Everyone knows that just a few years ago banks owned the financial sector. The only way to pay, transfer and save money was via a traditional bank. The reign of the banks was maintained principally due to the fact the industry was highly regulated and therefore an exclusive club of licence holders. As such, it was seemingly immune to the huge changes other sectors (such as the music industry) were subject to from new business models made possible by digital technology.
However, this is no longer the case. Today, the banking industry is in the midst of the most disruptive period in its history. New players and technology are proliferating every aspect of the industry, from lending and investment to payments.
A new era for banks
Regulators have been clamping down on banks, by increasing the burden of compliance, not just in terms of additional capital requirements and numerous mandates, but also through a hefty raft of punitive fines for non-adherence.
At the same time regulators have been determined to open the doors and create a more level playing field for new players. Most notably, with the new EU Payment Services Directive coming into force, banks are being forced to become more transparent and share customer data, an area previously protected.
Despite frustration from the traditional big banks, the regulators are having some success in encouraging non-banking players to drive innovation across the industry. For example, the regulatory regime has been expanded to admit e-money issuers, such as some of the mobile operators like Vodafone, payment service providers like Worldpay and a range of FIs with innovative business models like Skrill and Ukash. While the model of non-bank financial institution requires much less capital than banks to operate, the barriers to entry are still too arduous for the pace of experimentation to rival the speed of innovation in other sectors. As things stand, it is mostly well-financed start-ups that have the chance to deliver innovative financial services to challenge the offerings from established banks.
The new unregulated players
Beyond the influence of the regulators, a grassroots approach has emerged: cryptocurrencies, such as Bitcoin, offer a radical alternative to payment innovation. Innovators in this space have in effect sidestepped regulation and have been much more nimble at developing and deploying new payment services. Bitcoin demonstrates a model of ‘permissionless’ as well as frictionless innovation for payments.
And so we have a battle of three!
Whilst new players have undeniably been encouraged into the payments ecosystem, the resulting situation is one of ground-shifting change with the banks, regulated non-bank players and the unregulated companies battling it out for supremacy.
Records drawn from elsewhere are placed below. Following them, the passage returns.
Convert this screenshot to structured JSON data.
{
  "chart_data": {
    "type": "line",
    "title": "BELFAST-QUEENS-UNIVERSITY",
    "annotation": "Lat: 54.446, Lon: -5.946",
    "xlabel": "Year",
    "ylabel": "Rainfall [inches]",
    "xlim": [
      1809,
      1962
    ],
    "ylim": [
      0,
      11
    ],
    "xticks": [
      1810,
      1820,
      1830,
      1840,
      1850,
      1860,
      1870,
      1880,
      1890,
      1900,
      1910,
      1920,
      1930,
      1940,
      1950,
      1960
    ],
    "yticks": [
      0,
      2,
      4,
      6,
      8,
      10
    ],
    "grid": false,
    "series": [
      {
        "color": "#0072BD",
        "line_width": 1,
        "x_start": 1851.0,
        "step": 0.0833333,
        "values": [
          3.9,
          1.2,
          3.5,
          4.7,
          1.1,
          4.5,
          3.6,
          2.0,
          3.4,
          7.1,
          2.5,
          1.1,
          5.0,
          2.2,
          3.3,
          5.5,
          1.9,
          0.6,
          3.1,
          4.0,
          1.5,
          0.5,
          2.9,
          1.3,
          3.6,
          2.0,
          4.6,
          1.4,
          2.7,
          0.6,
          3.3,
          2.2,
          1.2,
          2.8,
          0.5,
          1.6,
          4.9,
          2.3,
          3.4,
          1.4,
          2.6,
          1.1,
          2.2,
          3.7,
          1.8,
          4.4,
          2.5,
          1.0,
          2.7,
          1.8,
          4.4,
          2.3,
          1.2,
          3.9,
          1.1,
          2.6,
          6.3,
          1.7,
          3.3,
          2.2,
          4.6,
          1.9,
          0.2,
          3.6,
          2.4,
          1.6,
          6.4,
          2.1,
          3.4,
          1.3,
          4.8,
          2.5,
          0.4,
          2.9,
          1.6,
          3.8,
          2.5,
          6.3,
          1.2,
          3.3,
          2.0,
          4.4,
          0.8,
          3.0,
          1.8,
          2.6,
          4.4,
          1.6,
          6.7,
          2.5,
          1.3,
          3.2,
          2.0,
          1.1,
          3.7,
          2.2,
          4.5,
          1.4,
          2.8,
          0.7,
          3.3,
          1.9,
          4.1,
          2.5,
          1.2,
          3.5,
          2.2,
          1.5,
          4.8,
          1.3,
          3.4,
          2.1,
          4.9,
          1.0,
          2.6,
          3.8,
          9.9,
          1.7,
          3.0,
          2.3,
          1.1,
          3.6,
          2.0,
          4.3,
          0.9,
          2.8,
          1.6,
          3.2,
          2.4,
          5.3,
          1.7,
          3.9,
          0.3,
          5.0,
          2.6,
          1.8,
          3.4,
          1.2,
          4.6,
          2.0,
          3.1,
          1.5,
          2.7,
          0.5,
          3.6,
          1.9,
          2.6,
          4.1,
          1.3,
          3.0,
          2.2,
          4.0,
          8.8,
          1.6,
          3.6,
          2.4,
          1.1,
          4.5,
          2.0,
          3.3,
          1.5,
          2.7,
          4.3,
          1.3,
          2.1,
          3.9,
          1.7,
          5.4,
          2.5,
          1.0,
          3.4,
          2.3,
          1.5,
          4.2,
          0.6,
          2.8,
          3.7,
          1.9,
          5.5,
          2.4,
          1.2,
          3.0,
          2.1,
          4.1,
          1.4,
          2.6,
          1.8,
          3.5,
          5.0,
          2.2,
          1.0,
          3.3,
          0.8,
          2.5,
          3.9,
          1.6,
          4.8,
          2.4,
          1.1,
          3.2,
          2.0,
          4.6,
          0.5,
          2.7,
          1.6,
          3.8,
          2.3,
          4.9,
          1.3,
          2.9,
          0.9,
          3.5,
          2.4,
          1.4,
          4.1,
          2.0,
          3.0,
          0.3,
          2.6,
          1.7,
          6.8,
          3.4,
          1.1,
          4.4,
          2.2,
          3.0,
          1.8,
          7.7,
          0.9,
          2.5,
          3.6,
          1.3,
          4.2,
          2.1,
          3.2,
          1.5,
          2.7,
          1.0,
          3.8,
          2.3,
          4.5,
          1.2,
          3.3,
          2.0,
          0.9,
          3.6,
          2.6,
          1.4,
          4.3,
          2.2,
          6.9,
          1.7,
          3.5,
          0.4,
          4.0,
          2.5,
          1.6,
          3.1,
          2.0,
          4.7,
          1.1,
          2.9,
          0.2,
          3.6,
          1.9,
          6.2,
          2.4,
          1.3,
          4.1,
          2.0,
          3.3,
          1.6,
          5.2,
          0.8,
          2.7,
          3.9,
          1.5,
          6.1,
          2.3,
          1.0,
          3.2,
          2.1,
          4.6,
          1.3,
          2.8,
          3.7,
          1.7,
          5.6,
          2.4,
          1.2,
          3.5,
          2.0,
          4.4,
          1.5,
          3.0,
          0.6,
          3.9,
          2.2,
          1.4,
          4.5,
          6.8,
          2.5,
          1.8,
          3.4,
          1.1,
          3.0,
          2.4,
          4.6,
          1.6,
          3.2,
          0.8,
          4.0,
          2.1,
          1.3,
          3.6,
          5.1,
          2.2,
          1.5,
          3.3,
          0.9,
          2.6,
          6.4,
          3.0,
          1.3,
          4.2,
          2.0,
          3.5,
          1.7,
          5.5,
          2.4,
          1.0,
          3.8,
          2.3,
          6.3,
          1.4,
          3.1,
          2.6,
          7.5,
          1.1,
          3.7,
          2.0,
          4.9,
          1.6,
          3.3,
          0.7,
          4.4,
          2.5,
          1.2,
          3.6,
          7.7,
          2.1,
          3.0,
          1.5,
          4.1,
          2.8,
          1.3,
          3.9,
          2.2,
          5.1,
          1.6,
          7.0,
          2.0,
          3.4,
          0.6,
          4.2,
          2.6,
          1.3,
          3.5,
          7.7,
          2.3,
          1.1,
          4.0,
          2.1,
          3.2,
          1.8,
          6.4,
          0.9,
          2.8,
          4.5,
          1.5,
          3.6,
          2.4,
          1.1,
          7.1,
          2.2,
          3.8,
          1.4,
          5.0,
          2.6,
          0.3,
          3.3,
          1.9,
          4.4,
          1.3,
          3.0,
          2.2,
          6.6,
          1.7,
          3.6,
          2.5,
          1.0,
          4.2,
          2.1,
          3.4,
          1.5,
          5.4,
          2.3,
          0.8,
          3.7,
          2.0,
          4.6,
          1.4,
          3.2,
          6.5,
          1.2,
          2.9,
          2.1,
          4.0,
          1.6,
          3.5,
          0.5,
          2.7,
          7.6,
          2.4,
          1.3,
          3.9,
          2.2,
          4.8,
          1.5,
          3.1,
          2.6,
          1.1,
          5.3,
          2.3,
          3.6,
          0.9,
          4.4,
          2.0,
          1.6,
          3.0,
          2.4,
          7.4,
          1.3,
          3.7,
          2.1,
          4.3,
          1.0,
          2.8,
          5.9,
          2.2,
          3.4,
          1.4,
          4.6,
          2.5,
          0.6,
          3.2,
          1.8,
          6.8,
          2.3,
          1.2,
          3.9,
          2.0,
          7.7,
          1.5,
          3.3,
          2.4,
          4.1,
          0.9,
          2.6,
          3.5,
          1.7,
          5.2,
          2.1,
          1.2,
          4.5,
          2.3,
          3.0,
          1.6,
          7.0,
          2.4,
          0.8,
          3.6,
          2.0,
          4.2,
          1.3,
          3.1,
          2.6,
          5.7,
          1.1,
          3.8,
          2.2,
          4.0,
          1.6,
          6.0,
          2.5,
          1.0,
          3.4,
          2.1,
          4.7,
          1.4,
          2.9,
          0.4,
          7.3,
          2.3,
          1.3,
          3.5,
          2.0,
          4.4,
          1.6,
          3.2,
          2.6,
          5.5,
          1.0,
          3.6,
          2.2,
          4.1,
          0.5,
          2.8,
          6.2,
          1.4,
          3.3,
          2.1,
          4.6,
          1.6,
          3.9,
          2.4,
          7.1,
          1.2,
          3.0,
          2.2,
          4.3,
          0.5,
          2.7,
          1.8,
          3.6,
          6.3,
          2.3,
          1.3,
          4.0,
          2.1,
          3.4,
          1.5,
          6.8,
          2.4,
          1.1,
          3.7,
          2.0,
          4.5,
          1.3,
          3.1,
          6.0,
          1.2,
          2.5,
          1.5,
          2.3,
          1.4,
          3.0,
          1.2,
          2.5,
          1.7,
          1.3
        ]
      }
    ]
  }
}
It is also increasingly balkanized and inefficient as banks retain the broad distribution networks, non-regulated payment services attract envy as well as evil, while non-bank companies look for ways to scale while staying on the right side of compliance.
Arguably, as we settle in to 2016, there is need for a more collaborative and open industry that will ultimately address and provide solutions to the many residual inefficiencies in payments, and lead to an explosion in creative payments solutions that better suit the needs of consumers and business alike.